Followup: I see now that 'city' is in and 'region' is out.

Did you do that or did it figure it out on it's own.

Is there anyway to see the full decision tree without re-voting? I've accidentily refreshed a couple of times so my extra votes are skewing the tree but I'm interested in seeing how the tree evolves.

sllrpr · on Dec 7, 2011

It figures it out on its own.

You can see the entire tree at http://cord-sa.appspot.com/dumpDT

bockris · on Dec 7, 2011

Nice!

How big is the pool of variables it can choose from?

Any insight on why it choose 'region' and 'browserHeight' first?

sllrpr · on Dec 7, 2011

Ugh, I thought I'd answered this but looks like HN lost my response :-(

> How big is the pool of variables it can choose from?

Currently it is just: screenWidth/Height, browserWidth/Height, browser, browserVersion, os, referrer, city, region, country.

It picks the variables based on how well they partition the datasets into diverse sub-groups. This is the code that does that job:

https://github.com/sanity/quickdt/blob/master/src/main/java/...

bockris · on Dec 7, 2011

It guessed wrong for me but if the 'ExampleCount' value is accurate, you are dealing with a paucity of data.

Will it look for more decision nodes to add or are you stuck with region and browserHeight?

If not, how certain are you that you have the right data to accurately model the problem?

sllrpr · on Dec 7, 2011

> It guessed wrong for me but if the 'ExampleCount' value is accurate, you are dealing with a paucity of data.

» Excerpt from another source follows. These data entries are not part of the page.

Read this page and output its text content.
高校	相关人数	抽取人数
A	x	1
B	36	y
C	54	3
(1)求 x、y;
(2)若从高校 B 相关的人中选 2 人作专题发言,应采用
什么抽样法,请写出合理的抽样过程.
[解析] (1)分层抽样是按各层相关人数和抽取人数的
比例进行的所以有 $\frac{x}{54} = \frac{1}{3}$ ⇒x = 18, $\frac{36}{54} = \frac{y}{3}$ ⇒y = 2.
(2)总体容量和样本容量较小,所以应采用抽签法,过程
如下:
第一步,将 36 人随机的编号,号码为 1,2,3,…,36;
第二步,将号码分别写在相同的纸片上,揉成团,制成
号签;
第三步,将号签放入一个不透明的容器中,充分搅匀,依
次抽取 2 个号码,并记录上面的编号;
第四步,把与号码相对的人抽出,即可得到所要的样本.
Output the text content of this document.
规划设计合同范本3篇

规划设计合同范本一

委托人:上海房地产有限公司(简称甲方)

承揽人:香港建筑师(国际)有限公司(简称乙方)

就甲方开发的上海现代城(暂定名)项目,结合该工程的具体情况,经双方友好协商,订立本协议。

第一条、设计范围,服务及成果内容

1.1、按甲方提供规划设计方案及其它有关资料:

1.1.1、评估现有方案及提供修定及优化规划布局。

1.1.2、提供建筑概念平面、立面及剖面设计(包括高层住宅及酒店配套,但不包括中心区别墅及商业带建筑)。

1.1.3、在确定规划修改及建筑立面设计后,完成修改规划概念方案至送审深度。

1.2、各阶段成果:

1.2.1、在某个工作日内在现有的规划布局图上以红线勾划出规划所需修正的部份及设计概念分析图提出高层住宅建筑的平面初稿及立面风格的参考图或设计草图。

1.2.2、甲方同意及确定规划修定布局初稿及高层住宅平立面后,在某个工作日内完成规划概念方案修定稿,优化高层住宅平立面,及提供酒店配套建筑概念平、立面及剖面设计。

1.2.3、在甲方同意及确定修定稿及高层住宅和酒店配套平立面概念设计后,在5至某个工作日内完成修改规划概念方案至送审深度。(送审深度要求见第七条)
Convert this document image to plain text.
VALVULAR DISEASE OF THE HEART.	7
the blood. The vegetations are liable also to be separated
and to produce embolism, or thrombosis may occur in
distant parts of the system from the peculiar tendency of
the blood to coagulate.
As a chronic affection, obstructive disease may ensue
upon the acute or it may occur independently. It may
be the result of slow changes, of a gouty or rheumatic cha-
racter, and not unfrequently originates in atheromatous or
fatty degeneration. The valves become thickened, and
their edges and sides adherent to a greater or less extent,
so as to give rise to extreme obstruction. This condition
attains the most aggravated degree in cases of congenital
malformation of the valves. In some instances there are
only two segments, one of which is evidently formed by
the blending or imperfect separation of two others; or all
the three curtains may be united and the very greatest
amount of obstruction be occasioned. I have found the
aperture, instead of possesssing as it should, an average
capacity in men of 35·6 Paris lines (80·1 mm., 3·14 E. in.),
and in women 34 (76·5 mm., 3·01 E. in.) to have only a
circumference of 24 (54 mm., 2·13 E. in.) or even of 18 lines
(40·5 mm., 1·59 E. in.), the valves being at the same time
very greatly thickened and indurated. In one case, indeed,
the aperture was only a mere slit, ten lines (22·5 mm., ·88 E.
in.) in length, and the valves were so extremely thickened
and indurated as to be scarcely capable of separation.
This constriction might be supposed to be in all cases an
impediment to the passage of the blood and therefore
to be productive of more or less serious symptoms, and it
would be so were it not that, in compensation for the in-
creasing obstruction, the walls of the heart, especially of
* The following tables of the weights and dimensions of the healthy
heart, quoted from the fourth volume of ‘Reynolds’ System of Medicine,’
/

Yes, you guys are the guinea pigs, sorry about that :-) We'll need a lot more data before it is really going to get interesting.

> Will it look for more decision nodes to add or are you stuck with region and browserHeight?

There are quite a few more, I pasted them in another comment. You can also see them if you "view source" on that page.

> If not, how certain are you that you have the right data to accurately model the problem?

I'm not, the fun of this is seeing how well people's favorite pets correlate with information their browsers give up automatically.